The Trump administration scored a partial victory Monday, with the Supreme Court agreeing to implement part of the president’s controversial travel ban.
In its unsigned opinion, the justices lifted an injunction on part of the order, while committing to resolve the rest in autumn.
Under the new Supreme Court dictate, the United States will be able to bar immigration and limit visas to persons who have no established ties or business in the United States. The decision would not affect visitors and tourists seeking to attend universities, visit family members, accept job offers, or continue working after a hiatus abroad. However, would-be migrants with no bona fide relationships with any businesses, individuals, or entities on American soil could be barred from entry.
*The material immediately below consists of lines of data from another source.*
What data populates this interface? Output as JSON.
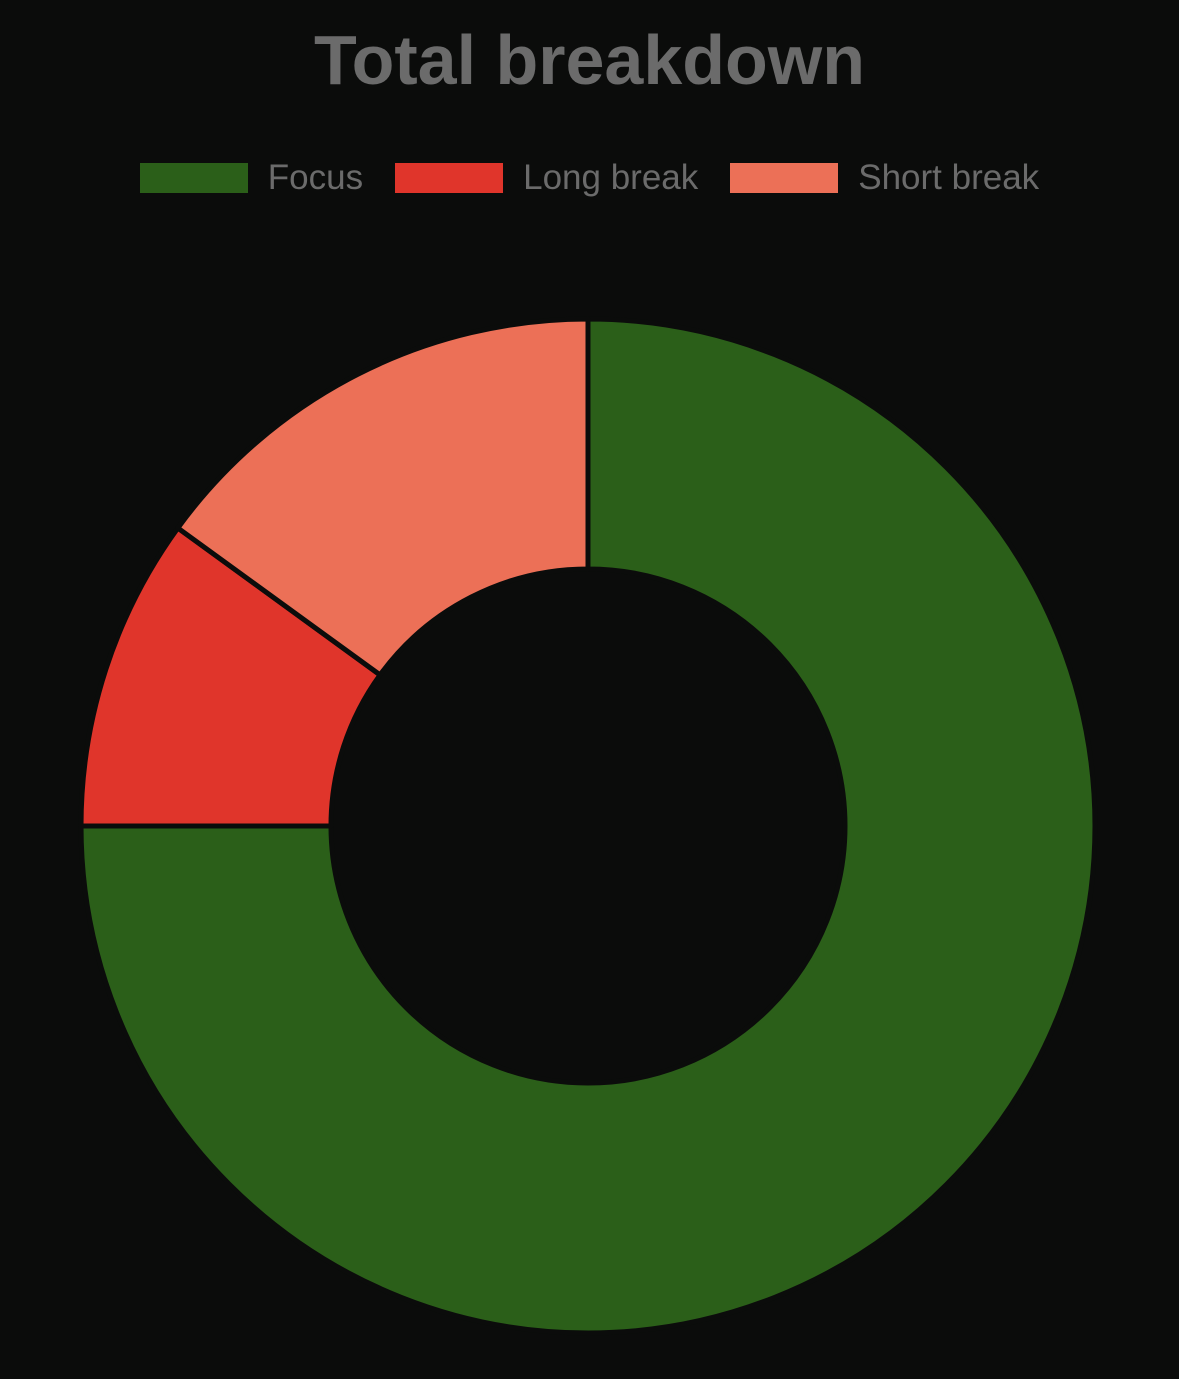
{
  "chart_data": {
    "type": "pie",
    "subtype": "doughnut",
    "title": "Total breakdown",
    "legend_position": "top",
    "categories": [
      "Focus",
      "Long break",
      "Short break"
    ],
    "values": [
      75,
      10,
      15
    ],
    "unit": "percent of total",
    "colors": [
      "#2b5f19",
      "#e0352b",
      "#ec7057"
    ],
    "background": "#0b0c0b",
    "text_color": "#6b6b6b"
  }
}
The big question which the Supreme Court left unanswered is how much impunity the State Department, ICE, and other federal agencies will have in determining which individuals should be barred from admittance.
Donald Trump’s second travel ban’s ultimate intent was to place an injunction on all immigration from six Muslim-majority countries, citing risk to national security. The administration branded the nations as state sponsors of terror.
The exact wording provided in the Supreme Court ruling is as follows:
“In practical terms, this means that §2(c) may not be enforced against foreign nationals who have a credible claim of a bona fide relationship with any person or entity in the United States. All other foreign nationals are subject to the provisions of EO—2.”
CNN claims the last line is crucial, in that it allows a significant portion of the travel ban to become immediately effective.
Some predictions indicate that the political make-up of the Supreme Court, coupled with the recent ruling, suggest that justices may uphold the executive order in its entirety come autumn.
The Supreme Court’s opinion was the first victory the Trump administration has managed to secure since the president signed the first executive order in January. The action was almost immediately stalled by a series of lower court maneuvers, before being scrapped and replaced later in the year.
Trump’s second travel ban, which made several concessions to would-be migrants and knocked Iraq off the list of excluded nations, faced at first what appeared to be a similar fate – a U.S. District Court in Hawaii ordered an injunction on the order, which was later upheld.
The president himself was pleased with the ruling, saying in a statement, “Today’s unanimous Supreme Court decision is a clear victory for our national security. It allows the travel suspension for the six terror-prone countries and the refugee suspension to become largely effective.”